Even experienced productivity leaders tie sales productivity goals to annual and multi-year planning, so the effort extends beyond the sales team. To do this, the CRO, CFO and COO must regularly communicate about explicit productivity problems. The CFO's sales/marketing expense and revenue targets should reflect the expected productivity gains of the sales and marketing organization and provide clear tactics for achieving those gains. And the multi-year business productivity roadmap needs to be linked to the IT roadmap so the business can plan for the necessary technology investments.
Finally, a mature business operations team is essential to model sales and marketing capabilities, communicate with the finance team, and create continually revised go-to-market plans. The operations team ensures that tactics are consistently implemented across regions and divisions.
The right questions to ask yourself in times of crisis
CROs, CFOs and COOs determined to support productivity gains want to answer a number of important questions:
- Does our organization know what factors affect business productivity and whether we are within, above or below our targets?

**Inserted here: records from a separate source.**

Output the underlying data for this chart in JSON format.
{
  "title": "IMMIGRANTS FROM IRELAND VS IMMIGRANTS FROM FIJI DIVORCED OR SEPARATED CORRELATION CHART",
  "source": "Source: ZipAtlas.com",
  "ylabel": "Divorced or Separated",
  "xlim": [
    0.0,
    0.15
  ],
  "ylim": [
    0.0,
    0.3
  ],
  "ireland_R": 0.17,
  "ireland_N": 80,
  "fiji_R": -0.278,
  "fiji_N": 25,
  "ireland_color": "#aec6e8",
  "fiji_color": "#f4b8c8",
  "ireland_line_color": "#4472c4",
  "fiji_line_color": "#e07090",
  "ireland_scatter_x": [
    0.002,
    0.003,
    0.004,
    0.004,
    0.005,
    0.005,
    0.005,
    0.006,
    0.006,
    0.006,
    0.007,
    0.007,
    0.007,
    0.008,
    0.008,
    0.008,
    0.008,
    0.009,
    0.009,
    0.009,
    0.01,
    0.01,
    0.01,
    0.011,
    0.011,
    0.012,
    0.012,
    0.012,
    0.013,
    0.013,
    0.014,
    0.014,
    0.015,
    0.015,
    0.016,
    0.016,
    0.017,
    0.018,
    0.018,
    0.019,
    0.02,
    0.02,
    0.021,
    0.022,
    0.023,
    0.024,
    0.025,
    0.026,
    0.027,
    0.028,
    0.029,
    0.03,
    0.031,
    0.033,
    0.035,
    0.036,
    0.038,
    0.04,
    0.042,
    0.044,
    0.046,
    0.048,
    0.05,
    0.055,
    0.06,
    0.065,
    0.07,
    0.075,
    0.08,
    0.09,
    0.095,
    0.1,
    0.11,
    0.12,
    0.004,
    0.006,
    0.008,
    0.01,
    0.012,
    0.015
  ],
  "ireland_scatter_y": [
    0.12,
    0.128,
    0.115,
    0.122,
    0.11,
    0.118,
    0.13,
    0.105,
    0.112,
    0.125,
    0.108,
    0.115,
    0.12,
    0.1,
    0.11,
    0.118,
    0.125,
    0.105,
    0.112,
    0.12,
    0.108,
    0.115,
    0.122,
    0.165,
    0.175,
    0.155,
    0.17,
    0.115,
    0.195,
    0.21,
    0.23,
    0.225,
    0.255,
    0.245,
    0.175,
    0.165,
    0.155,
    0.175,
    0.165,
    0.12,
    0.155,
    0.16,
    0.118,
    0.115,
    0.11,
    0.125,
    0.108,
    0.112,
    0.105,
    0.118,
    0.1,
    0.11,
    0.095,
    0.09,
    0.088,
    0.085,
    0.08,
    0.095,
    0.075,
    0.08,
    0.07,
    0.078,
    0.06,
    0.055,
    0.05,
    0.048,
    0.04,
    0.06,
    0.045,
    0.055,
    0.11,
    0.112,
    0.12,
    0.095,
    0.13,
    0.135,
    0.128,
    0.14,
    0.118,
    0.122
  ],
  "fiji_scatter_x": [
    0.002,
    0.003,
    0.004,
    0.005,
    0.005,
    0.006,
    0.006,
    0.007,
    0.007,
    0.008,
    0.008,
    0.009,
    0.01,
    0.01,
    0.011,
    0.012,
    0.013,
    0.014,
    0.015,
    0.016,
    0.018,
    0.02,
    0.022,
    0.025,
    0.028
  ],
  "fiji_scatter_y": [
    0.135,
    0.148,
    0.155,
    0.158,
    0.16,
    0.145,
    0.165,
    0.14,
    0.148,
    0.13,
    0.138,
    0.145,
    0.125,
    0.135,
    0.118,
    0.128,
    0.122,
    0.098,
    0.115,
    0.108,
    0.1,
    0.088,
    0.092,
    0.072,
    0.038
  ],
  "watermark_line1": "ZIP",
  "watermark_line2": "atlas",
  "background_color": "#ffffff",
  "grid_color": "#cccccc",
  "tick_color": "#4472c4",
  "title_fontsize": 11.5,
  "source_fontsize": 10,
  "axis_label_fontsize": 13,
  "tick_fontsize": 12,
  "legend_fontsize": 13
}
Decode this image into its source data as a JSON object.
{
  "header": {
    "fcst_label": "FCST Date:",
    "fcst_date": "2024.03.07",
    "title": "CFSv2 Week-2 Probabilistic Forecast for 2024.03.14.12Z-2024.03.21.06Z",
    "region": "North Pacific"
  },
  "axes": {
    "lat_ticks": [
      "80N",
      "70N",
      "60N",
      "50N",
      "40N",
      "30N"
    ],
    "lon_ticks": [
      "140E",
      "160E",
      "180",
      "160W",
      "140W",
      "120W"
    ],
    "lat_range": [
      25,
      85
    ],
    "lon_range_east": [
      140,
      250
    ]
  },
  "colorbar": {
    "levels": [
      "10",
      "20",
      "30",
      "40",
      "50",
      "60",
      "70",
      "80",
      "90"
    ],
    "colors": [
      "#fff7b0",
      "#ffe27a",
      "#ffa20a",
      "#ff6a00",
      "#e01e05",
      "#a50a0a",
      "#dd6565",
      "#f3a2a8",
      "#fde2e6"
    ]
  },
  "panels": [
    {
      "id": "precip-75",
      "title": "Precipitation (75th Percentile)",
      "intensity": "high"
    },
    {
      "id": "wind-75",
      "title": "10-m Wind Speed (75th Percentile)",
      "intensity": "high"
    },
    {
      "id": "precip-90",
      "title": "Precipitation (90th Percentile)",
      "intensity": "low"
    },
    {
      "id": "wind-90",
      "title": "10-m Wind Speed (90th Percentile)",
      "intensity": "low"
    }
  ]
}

- Where and at what level should we increase productivity, next year, in three years, in five years?
- What tactics combine to map a realistic path to goals?
- Do we have the structure, operating model and dedicated leaders to enable these achievements?
- Who is responsible for making the profit? Do you have accurate information and communication mechanisms with finance, human resources and other functions?
Sustained growth in business productivity is beneficial in all industries and at all stages of the economic cycle. However, this is especially important in today's macroeconomic conditions as recessions change the landscape. During the 2008-2009 recession, Bain's analysis found that nearly 3,900 companies worldwide performed very differently. Winners outpaced losers, widening the gap between earnings and market cap in the subsequent period.
The same logic applies today. An enterprise productivity framework forces companies to make fine trade-offs between profitability measures and cost reductions, trade-offs that will help them outperform their competitors for years to come.